Destino è una parola che non compare più nei documenti ufficiali.
Elia la pronuncia mentalmente mentre aspetta il suo turno nella sala neutra dell’Edificio Orientamenti. Le sedie sono disposte a distanza regolare. Nessuno parla. Un pannello luminoso indica i tempi medi di ridefinizione.
Ha richiesto un colloquio umano.
Quando entra, la stanza è spoglia. Una scrivania, due sedie, una finestra opaca che non permette di vedere l’esterno. Di fronte a lui siede una donna senza insegne.
«In che modo posso aiutarla?» chiede.
La voce è calma, priva di inflessioni persuasive.
Elia cerca le parole. «Vorrei capire se esiste una differenza tra errore e deviazione.»
La donna prende appunti su carta, non su schermo. «Per il sistema la deviazione è uno scarto misurabile.

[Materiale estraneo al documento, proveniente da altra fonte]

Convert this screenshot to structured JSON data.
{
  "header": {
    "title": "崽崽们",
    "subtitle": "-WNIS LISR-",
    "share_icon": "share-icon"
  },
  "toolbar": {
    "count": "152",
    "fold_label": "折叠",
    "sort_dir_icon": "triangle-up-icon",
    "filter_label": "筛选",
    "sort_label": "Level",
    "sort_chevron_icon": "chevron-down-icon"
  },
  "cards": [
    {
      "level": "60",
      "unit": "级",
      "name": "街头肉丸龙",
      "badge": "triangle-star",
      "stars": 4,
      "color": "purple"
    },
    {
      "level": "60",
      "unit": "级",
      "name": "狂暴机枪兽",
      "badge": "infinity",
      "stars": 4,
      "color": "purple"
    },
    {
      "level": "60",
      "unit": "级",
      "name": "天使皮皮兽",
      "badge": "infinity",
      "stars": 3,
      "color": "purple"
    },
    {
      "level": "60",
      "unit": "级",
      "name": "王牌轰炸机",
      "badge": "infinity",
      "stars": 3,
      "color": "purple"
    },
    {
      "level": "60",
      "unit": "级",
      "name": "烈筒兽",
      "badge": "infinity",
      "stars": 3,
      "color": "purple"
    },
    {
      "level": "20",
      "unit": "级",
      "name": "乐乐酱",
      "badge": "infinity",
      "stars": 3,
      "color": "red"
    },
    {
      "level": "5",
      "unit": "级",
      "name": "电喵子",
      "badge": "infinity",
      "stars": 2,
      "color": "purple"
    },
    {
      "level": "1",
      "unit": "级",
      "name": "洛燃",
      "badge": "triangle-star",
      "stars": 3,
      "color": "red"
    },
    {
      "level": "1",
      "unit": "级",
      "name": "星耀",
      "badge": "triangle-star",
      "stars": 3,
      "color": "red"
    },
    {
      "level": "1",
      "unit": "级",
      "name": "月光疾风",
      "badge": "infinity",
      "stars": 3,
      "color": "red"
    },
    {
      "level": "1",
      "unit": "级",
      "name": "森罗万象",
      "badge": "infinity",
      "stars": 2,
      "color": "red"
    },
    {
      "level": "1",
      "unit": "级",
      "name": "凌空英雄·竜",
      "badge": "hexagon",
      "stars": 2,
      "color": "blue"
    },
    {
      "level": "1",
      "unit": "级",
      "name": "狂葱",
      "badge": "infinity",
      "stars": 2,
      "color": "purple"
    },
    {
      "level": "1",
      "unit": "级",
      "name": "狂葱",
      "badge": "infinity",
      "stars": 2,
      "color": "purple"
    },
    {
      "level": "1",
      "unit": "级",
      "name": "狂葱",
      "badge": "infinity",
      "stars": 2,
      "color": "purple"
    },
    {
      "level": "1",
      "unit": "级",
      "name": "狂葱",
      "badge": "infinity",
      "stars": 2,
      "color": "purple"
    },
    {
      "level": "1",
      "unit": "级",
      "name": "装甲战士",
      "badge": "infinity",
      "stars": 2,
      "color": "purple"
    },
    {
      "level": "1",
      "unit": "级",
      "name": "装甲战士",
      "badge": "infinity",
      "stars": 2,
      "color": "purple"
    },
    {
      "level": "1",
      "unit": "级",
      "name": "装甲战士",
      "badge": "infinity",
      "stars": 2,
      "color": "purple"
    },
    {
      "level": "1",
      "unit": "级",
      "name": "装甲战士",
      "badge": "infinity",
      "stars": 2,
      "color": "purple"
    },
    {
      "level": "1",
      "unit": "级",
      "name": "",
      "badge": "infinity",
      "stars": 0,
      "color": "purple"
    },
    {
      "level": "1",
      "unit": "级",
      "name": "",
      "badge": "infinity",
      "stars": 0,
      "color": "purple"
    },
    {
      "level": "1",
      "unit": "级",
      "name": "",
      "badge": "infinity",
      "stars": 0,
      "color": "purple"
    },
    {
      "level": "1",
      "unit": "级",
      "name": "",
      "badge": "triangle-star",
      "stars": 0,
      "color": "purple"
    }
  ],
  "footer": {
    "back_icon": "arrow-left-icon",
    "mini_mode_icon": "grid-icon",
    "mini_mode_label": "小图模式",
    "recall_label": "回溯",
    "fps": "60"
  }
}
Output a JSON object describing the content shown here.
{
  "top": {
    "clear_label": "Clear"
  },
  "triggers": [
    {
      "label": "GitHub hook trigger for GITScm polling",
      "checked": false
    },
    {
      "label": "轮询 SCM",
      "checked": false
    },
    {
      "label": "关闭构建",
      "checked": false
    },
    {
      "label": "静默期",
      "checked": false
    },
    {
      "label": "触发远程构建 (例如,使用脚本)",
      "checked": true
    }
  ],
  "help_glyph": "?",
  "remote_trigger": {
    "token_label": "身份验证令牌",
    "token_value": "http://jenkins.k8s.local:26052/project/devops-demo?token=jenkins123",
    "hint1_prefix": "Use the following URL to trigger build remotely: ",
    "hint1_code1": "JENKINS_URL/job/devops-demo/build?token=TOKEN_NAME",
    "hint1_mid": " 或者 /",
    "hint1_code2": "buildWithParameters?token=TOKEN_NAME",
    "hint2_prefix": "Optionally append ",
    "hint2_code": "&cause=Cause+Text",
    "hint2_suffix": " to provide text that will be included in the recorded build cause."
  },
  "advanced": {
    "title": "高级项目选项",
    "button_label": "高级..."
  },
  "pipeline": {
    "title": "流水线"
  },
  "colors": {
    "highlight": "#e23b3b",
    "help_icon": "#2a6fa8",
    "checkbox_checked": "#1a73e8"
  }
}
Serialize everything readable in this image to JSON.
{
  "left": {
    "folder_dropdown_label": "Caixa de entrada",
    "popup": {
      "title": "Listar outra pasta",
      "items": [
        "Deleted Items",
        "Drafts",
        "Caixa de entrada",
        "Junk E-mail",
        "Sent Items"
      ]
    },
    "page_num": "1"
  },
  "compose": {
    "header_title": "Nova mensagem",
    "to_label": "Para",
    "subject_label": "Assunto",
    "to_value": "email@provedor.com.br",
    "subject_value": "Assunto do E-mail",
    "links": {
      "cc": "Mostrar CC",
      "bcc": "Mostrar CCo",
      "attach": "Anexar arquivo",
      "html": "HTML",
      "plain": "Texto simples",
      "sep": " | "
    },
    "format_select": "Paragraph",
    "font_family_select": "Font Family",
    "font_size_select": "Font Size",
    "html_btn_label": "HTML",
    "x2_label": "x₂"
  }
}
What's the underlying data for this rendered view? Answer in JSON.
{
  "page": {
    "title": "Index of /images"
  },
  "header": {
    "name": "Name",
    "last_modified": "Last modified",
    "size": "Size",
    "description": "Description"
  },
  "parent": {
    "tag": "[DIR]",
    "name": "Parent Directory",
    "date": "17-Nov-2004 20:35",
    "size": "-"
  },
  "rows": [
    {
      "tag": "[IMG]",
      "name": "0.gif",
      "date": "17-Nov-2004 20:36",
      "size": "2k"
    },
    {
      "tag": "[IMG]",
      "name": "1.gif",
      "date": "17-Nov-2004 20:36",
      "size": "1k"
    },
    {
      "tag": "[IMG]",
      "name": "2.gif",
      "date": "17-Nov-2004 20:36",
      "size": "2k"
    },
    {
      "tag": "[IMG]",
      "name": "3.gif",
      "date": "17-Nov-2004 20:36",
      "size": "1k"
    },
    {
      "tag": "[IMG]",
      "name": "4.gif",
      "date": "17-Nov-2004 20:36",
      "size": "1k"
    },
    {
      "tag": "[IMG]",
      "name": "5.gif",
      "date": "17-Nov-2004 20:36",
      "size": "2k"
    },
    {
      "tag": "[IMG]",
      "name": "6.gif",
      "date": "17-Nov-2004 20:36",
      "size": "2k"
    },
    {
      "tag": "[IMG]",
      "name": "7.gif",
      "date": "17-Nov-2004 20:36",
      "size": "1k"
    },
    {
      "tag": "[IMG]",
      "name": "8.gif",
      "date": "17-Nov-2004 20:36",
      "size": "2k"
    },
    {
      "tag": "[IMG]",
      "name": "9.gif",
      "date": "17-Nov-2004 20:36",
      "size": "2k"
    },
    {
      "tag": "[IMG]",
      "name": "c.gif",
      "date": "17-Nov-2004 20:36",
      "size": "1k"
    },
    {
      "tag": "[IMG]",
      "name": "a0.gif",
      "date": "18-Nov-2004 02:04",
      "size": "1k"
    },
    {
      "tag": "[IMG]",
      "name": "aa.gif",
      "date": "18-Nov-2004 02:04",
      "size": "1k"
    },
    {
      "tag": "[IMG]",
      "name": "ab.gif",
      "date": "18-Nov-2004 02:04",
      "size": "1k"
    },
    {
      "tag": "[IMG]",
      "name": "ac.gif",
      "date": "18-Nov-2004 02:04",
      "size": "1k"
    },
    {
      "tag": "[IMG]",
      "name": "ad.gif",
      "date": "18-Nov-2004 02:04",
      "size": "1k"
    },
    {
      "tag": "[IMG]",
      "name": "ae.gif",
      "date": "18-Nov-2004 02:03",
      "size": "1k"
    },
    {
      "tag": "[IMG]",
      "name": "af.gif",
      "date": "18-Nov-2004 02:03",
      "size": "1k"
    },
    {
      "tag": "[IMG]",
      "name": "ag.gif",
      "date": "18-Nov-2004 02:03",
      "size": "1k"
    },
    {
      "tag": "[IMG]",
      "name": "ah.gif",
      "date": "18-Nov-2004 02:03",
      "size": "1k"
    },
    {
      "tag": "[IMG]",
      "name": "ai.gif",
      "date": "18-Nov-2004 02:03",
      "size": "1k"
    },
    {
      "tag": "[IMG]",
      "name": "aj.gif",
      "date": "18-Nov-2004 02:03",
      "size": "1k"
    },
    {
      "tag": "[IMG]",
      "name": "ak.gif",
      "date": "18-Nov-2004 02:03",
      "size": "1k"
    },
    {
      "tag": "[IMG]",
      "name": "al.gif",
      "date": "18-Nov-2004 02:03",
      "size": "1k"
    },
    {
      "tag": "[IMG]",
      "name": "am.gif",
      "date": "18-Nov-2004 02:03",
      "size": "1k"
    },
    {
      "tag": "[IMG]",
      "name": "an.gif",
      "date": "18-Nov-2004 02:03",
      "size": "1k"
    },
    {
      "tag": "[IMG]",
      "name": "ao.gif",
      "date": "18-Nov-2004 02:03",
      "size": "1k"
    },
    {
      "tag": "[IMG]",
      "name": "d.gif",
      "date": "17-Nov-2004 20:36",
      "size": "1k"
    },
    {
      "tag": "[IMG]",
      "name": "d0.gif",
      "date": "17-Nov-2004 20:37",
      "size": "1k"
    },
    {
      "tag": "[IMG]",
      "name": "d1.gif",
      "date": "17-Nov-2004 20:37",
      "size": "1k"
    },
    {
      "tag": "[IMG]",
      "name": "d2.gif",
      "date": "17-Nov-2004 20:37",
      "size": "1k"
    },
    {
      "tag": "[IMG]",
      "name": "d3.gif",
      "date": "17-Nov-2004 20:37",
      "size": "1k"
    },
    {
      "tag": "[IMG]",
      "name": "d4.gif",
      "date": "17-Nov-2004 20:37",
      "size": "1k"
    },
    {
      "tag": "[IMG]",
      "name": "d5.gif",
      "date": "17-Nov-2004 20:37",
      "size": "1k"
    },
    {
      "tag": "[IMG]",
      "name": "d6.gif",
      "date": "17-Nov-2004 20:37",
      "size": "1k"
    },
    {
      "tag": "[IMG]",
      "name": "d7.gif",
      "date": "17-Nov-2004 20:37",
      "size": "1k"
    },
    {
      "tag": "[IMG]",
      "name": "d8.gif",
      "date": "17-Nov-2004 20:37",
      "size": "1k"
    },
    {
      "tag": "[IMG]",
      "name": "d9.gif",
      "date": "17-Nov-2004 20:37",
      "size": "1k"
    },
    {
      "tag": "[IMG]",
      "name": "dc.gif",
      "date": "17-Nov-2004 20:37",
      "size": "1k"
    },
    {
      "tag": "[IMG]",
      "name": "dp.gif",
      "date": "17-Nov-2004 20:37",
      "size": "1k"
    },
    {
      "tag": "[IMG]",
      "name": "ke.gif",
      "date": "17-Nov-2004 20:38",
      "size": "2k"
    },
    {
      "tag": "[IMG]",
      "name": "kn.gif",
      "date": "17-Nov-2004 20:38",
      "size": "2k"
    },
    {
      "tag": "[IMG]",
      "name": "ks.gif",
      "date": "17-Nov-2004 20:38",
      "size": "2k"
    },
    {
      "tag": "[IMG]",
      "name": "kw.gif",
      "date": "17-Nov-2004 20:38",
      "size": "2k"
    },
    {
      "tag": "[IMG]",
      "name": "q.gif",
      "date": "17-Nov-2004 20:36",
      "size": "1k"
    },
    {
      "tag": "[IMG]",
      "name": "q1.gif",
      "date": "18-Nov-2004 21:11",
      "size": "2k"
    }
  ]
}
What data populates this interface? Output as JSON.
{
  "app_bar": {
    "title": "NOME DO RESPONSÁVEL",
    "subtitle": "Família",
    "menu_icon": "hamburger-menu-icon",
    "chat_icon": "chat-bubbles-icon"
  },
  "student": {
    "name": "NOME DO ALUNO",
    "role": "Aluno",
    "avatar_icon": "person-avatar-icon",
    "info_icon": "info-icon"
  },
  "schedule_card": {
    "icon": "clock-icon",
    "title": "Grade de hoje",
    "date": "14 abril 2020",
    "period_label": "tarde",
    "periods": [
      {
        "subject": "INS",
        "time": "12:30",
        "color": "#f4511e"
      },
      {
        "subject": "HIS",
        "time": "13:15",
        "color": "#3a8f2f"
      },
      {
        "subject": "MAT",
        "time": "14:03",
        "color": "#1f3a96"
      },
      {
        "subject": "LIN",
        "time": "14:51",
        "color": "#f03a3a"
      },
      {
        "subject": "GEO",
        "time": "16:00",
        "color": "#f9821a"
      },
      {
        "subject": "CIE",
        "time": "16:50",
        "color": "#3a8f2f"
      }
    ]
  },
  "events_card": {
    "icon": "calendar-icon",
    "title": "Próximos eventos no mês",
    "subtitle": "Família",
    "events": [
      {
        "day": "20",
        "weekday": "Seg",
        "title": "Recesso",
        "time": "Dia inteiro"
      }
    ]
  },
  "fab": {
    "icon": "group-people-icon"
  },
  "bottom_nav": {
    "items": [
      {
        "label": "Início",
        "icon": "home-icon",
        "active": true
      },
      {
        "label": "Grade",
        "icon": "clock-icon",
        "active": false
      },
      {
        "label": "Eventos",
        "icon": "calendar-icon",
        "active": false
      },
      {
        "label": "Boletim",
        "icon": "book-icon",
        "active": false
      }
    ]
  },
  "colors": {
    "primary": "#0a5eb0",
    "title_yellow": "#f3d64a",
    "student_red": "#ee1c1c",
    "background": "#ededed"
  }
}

L’errore implica un giudizio.»
«E per lei?»
Lei alza lo sguardo. «Per me l’errore è umano. La deviazione è statistica.»
Elia annuisce. «E il destino?»
La donna esita un istante. «Non utilizziamo quel termine.»
«Io sì.»
Silenzio.
«Che cosa intende quando lo dice?» domanda lei.
Elia osserva le proprie mani. «Intendo qualcosa che non coincide con ciò che mi viene assegnato. Una direzione che non deriva da un calcolo.»
«Potrebbe trattarsi di resistenza al cambiamento.»
«O di fedeltà a qualcosa che non so nominare.»
La donna chiude il taccuino. «Si sente disallineato?»
«Mi sento incompleto quando aderisco.»
Non c’è tensione nella stanza. Solo una lentezza che non rientra nei tempi medi indicati fuori.
«Il sistema tende a ridurre l’incertezza» dice lei. «Molti trovano sollievo in questo.»
«Io trovo vertigine.»
La parola resta sospesa tra loro.
«Non posso offrirle una categoria alternativa» conclude la donna. «Posso solo registrare la sua posizione.»
«E qual è la mia posizione?»
Lei lo guarda con una forma di attenzione non protocollare. «Sta cercando un senso che non sia già stato predisposto.»
Elia si alza. Non prova sollievo. Non prova opposizione. Avverte una nudità semplice.
Prima di uscire chiede: «Se il destino non esiste, perché continuo a sentirlo?»
La donna non risponde subito. Poi dice: «Forse perché non tutto ciò che conta è quantificabile.»
Fuori, il corridoio riprende il suo ritmo uniforme. Le sedie sono ancora alla stessa distanza. I tempi medi scorrono sul pannello.
Elia cammina senza consultare il terminale. Per la prima volta non cerca un grafico che lo rappresenti.
Si chiede se vivere significhi accettare una traiettoria assegnata o attraversare l’incertezza senza garanzia.
E mentre scende le scale, comprende che il suo smarrimento non è assenza di direzione.
È una domanda senza risposta chiamata senso.